No que diz respeito ao envolvimento dos colaboradores, como podem as empresas tornar-se realmente mais atractivas?
Na Egor, a retenção dos colaboradores é uma preocupação constante, na medida em que ser colaborador ou ex-colaborador aparenta constituir um factor de atracção para o mercado. Estamos a procurar reduzir a rotação através de uma política sistemática de incentivo e bónus, indexados ao mérito e à produtividade das equipas.
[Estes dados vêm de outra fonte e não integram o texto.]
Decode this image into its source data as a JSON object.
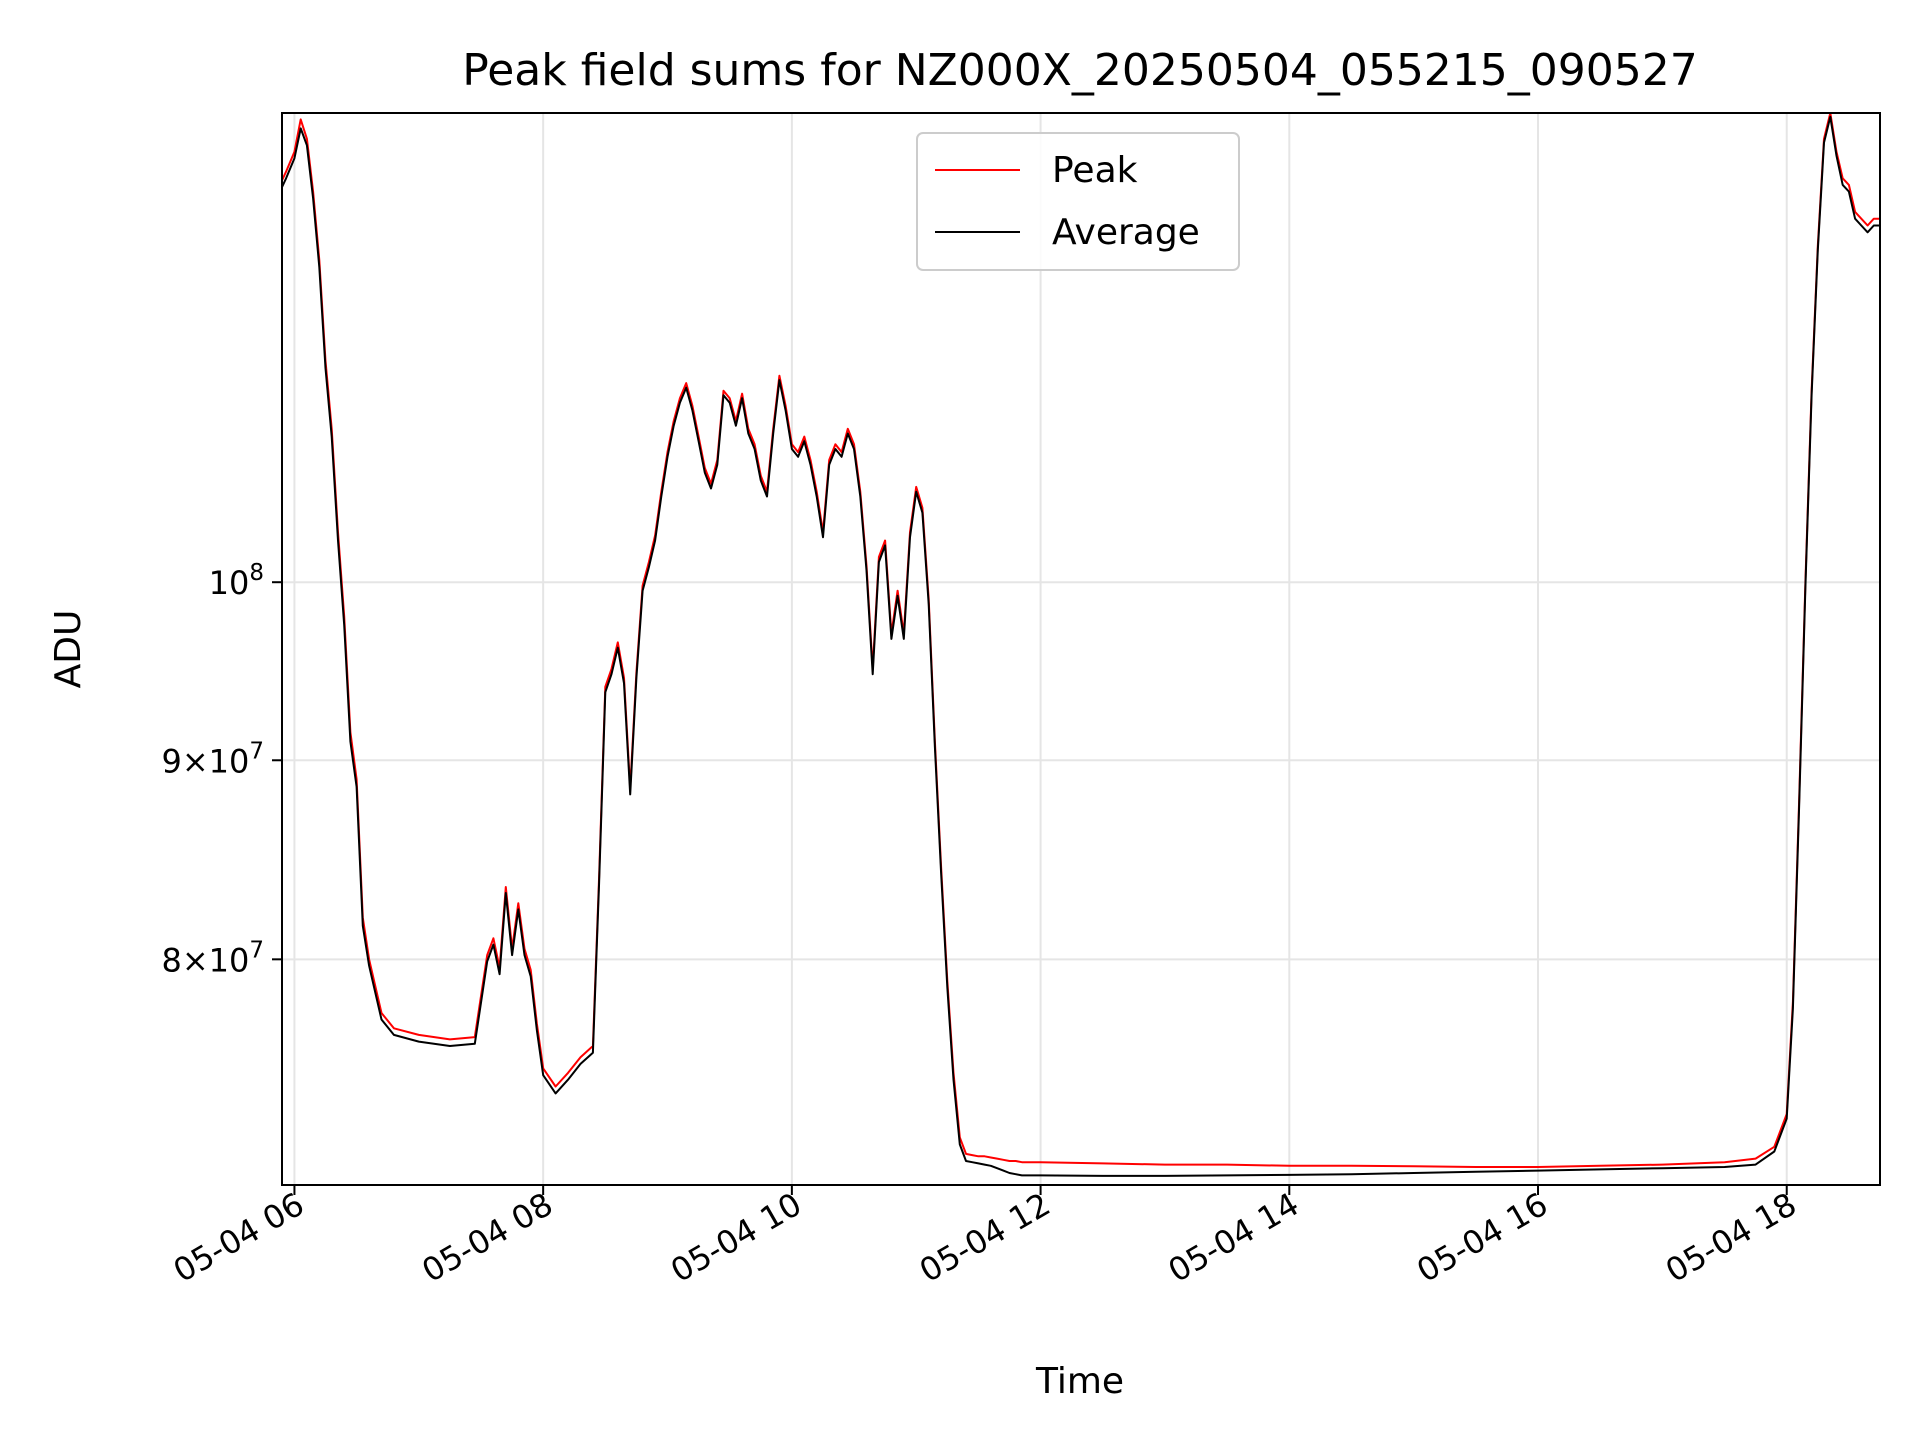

Estas medidas visam não só reduzir a rotação, mas também racionalizar os casos em que a saída de um colaborador constitui a solução mais vantajosa para todas as partes.
Acredito que os custos de uma política justa de remuneração tenderão cada vez mais a ser compensados, não só pela redução dos custos da rotação, mas sobretudo pela retenção de colaboradores motivados.
Da perspectiva inversa, quais as características que mais aprecia nas pessoas com quem trabalha?
Capacidade de conseguir fazer e concretizar nas suas áreas de competência, assim como honestidade pessoal, gostar genuinamente do que faz, vestir a camisola e ser capaz de distinguir entre um copo meio cheio e outro meio vazio.
Exerce o cargo de presidente do grupo Egor desde 1986. O que o mantém inspirado e motivado?
O facto de continuar a sentir prazer naquilo que faço. Agora, com mais tempo, continuo, com a ajuda de uma equipa, a orientar a concepção e lançamento de novas áreas de negócio, novas marcas e outras iniciativas. Acompanhar a mudança dos tempos mantém-me sempre inspirado e entusiasmado.
Há algo de que se arrependa neste seu percurso profissional?
Gerir implica ter a coragem de assumir riscos de vária ordem. Existem situações e oportunidades em que me arrependo do que fiz e outras também do que não fiz. Gerir implica tomar decisões que raramente são fáceis, mas frequentemente são impopulares. A verdade é que a Egor está cá, há 38 anos, maior, mais forte e com uma presença mais relevante no mercado.
Para si, um bom líder é…
Ser líder é, na minha opinião, diferente de ser gestor. Um líder distingue-se por fazer não apenas o que um gestor faz, mas sobretudo por ter o grão de curiosidade e de inquietação que o levam a intuir aquilo que outros ainda não intuíram, ter a coragem de correr riscos e não desistir daquilo que, muitas vezes, não era mais do que um sonho. A cereja no topo do bolo de um bom líder é conseguir transferir essa visão e entusiasmo pela sua concretização, a toda a equipa.